J’ai passé le mois à acheter des légumes frais, des fruits, de la viande pour quasiment tous les repas (je vous ai dit que j’avais grossi hier ? ben voilà pourquoi, je bouffe comme quatre en ce moment). Pour la première fois de ma vie que je fais des efforts pour m’alimenter et que j’arrête les fast food (j’ai dû y aller 5 fois dans le mois contre 5 fois par semaine normalement), ça me fout en partie dans la merde.

Je dis en partie, parce que j’ai quand même dépensé des fortunes dans des substances illicites en début de moi, et que j’ai un peu explosé mon budget à cause de ça aussi (en gros je m’en suis foutu pour 400€ sur avril et mai).

Bref, je ne sais pas comment, mais va falloir que je trouve une solution… Et pour une fois ça ne viendra pas de mes parents (qui n’ont plus d’argent) ni d’un organisme de crédit (suis à la limite du surendettement, personne ne veut plus me prêter)

L’avantage c’est que je serais plus tenté de sortir et de faire n’importe quoi de mes week-ends !

D'abord plus de drogues, puis plus de sexe, et maintenant plus d’alcool, plus de sorties et plus de shopping. Le printemps 2008 va rester dans les mémoires… Suis pas sûr de tenir jusqu’à l’été…

DLC

De relire toutes mes archives la semaine dernière m’a plus remué que je ne voudrais l’avouer. Je me suis replongé par exemple dans le texte que j’avais écrit juste après avoir goûté mon premier taz (texte réédité il y a 2 ans, parce qu’avouons que mon premier taz remonte à bien plus que ça). J’ai revu ma vie avec mes amoureux, surtout Connard d’ex, l’Américain et Baby boy (ceux dont j’ai parlé ici en fin de compte).

Mais j’ai surtout réellement pris conscience que ma vie avait changé là où je ne voulais pas qu’elle change, et stagnée là où j’aurais voulu avancer. Je ne vais pas m’attarder sur le « j’ai l’impression d’être au chômage depuis mes 18 ans », tout d’abord parce que c’est faux, mais surtout parce que j’ai envie de vous parler de ce qui a changé, pour une fois !

Quand je me regarde dans la glace, je ne me vois pas vieillir. Je ne sais pas comment font les gens qui voient leurs premières rides, leur visage qui s’affaisse, ou bien leur peau qui devient flasque. J’ai conscience de vieillir bien sûr, mais à part l’arrivée de quelques cheveux blancs, je ne vois pas la différence avec le moi d’il y a 5 ans par exemple.

Pourquoi ? Tout simplement parce qu’à 22 ans, je pesais 60 kg… Pour info, je suis à 84 maintenant (bon ok 88, mais je vais les perdre ces putains de 4 kilos de merde !), difficile, donc, de se reconnaître… Pour le coup, j’ai vraiment l’impression de regarder la photo de quelqu’un d’autre. Pour tout vous dire la première fois que je suis retombée sur un d’elle, il y a un an, j’ai d’abord reconnu mon tee-shirt, et j’ai fait le lien comme ça. Bon ça n’a pas pris 2h non plus, mais l’espace d’une seconde, oui, je ne m’étais pas reconnu…

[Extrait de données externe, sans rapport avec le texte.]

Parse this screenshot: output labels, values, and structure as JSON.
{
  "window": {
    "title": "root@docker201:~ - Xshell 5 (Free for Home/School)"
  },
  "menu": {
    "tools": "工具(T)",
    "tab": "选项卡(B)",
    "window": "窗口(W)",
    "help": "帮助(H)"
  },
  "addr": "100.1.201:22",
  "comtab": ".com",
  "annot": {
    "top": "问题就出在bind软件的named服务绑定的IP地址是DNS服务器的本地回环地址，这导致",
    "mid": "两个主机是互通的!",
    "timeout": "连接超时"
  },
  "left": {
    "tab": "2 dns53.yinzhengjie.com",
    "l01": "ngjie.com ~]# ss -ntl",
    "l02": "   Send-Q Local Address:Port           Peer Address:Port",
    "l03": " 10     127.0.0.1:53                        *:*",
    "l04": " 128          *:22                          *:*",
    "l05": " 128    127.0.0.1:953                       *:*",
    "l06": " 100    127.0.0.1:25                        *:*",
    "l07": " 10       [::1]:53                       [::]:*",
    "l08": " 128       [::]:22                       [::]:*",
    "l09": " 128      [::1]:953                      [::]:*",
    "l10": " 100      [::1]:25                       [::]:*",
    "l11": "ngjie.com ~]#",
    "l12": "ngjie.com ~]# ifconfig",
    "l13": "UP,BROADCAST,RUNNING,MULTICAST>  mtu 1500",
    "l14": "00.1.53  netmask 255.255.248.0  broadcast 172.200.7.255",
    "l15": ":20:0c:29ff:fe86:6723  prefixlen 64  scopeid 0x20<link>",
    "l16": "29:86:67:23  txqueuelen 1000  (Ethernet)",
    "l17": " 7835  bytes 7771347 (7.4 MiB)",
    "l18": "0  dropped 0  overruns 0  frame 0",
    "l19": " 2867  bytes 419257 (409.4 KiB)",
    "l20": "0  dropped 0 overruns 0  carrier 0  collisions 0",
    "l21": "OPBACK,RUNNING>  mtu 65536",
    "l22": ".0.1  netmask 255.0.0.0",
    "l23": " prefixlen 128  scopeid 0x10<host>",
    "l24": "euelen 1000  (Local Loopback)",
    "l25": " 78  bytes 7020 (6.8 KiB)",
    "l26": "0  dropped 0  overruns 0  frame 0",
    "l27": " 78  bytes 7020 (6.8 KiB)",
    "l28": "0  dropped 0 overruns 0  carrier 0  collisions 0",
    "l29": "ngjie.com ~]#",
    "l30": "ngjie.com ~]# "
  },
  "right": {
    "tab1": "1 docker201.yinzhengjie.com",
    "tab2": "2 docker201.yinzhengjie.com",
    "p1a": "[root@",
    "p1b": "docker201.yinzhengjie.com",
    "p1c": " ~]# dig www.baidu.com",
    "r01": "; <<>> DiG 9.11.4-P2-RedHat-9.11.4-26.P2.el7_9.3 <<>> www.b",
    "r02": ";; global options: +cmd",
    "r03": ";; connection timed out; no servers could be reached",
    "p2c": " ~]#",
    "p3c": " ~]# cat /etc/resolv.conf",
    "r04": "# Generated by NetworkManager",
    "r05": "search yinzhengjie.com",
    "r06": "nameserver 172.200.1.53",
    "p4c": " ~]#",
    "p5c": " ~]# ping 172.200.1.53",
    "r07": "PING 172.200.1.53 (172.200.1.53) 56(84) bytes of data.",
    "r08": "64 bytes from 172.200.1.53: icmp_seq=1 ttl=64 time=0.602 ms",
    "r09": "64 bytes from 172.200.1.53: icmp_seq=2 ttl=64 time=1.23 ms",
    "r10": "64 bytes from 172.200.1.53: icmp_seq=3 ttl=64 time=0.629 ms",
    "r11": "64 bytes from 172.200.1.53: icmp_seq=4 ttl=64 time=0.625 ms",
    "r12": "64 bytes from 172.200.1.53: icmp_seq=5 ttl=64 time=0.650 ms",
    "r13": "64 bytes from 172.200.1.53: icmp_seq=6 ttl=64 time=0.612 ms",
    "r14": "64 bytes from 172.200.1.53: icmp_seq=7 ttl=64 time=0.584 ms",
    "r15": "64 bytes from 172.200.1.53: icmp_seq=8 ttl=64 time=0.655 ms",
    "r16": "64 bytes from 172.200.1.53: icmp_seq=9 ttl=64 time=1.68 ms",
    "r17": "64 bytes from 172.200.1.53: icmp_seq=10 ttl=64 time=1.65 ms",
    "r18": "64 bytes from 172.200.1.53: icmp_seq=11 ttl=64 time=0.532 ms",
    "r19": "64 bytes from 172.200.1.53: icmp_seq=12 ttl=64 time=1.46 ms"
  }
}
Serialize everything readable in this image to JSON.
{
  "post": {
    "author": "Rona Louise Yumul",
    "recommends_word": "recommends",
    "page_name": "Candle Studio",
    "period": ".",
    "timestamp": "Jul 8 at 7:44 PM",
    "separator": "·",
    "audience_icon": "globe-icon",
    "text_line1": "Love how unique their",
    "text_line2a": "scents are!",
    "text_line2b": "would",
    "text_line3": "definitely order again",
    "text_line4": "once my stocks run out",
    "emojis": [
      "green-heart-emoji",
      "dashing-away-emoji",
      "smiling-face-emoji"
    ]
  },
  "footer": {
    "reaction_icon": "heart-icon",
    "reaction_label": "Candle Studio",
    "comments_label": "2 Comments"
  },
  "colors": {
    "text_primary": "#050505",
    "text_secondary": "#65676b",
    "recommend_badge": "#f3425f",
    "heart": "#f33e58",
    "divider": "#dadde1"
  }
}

Et de même que je ne me voyais pas trop maigre, j’ai du mal à évaluer ce que je vois dans la glace. Je me trouve gros, en fait même je me trouve obèse, mais je ne sais pas où devrait se situer la normalité. Je suis parti du principe qu’entre 82 et 84 c’est bien parce que je mesure 1m94 (on retient 10 pour les garçons c’est ça ?).

Je sais également que je manque de muscle, mais uniquement par déduction, vu que je ne fais aucun sport (mais alors rien de rien). Mais et si je me mettais au sport (on peut toujours rêver), est ce que je verrais la différence ? Est ce que je finirai par me voir comme les autres me voient ? Et comment les autres me voient ? Est ce que je finirai par aimer mon corps ?

Oui parce que tout ça vient du fait que je n’ai jamais supporté mon putain de corps, trop gros à l’adolescence, puis trop maigre, puis maintenant trop vieux…

Oui trop vieux ! Je le sens dans la façon qu’ont les garçons de ne plus m’aborder. Je ne me souviens pas la dernière fois qu’un joli garçon m’a adressé la parole en boite, enfin si, je me souviens, c’était Baby boy (août 2006 donc). Et sur le net c’est pareil. Je n’ai jamais mis de photos de moi à poil, sur les chats, j’utilise toujours une photo de ma tête (qui donc à mon sens n’a pas changé si ce n’est la coupe de cheveux depuis la fin de mon adolescence, je le rappelle).

Pourtant les garçons ne viennent plus me parler. Je me souviens quand je suis arrivé sur Paris, j’avais au minimum 5 propositions de plan q par soir si je voulais. Maintenant je me contente de mes fuck buddies (qui n’ont jamais été aussi peu nombreux) et quand je veux rencontrer quelqu’un de nouveau c’est la croix et la bannière (non en fait c’est juste une volée de non-réponses plus ou moins méchantes)

Est-ce le « 27 ans » en dessous de mon pseudo qui me condamne à une vie sexuelle avec ma main droite ? Si encore je parlais qu’à des ado, je comprendrais, mais c’est surtout les mecs de mon « âge » qui me zappent.

Je mets le mot « âge » entre parenthèses, parce que je pense être le seul à pas mentir en fin de compte. J’en ai eu la certitude quand il y a de cela quelques semaines, un mec de passage m’a dit « mais pourquoi tu dis que tu as 27 ans ? ça fait fuir, tu pourrais dire 23 ou 24 tout le monde le croirait et tu aurais des contacts ! »

Alors ça y est, j’ai dépassé la DLC ?

Si c’est le cas je ne m’en suis même pas vraiment rendu compte, ça c’est fait petit à petit, mais je me dois de constater que quelque chose retiens ces garçons d’avoir envie de courtiser mon cul.

Je suis donc officiellement passé de l’autre côté, du côté où je dois avoir une CB dorée, grise ou noire pour avoir un mec en boite, et prendre des stéroïdes, du botox et mentir sur mon âge pour choper un plan sur le net.

Ou non, il me reste toujours la possibilité de tomber dans le hard, le crad ou le bareback, ça plaît beaucoup en ce moment, et la majorité sont des trentenaires. Est-ce qu’ils en sont là parce qu’ils se sentent comme un produit périmé comme moi ?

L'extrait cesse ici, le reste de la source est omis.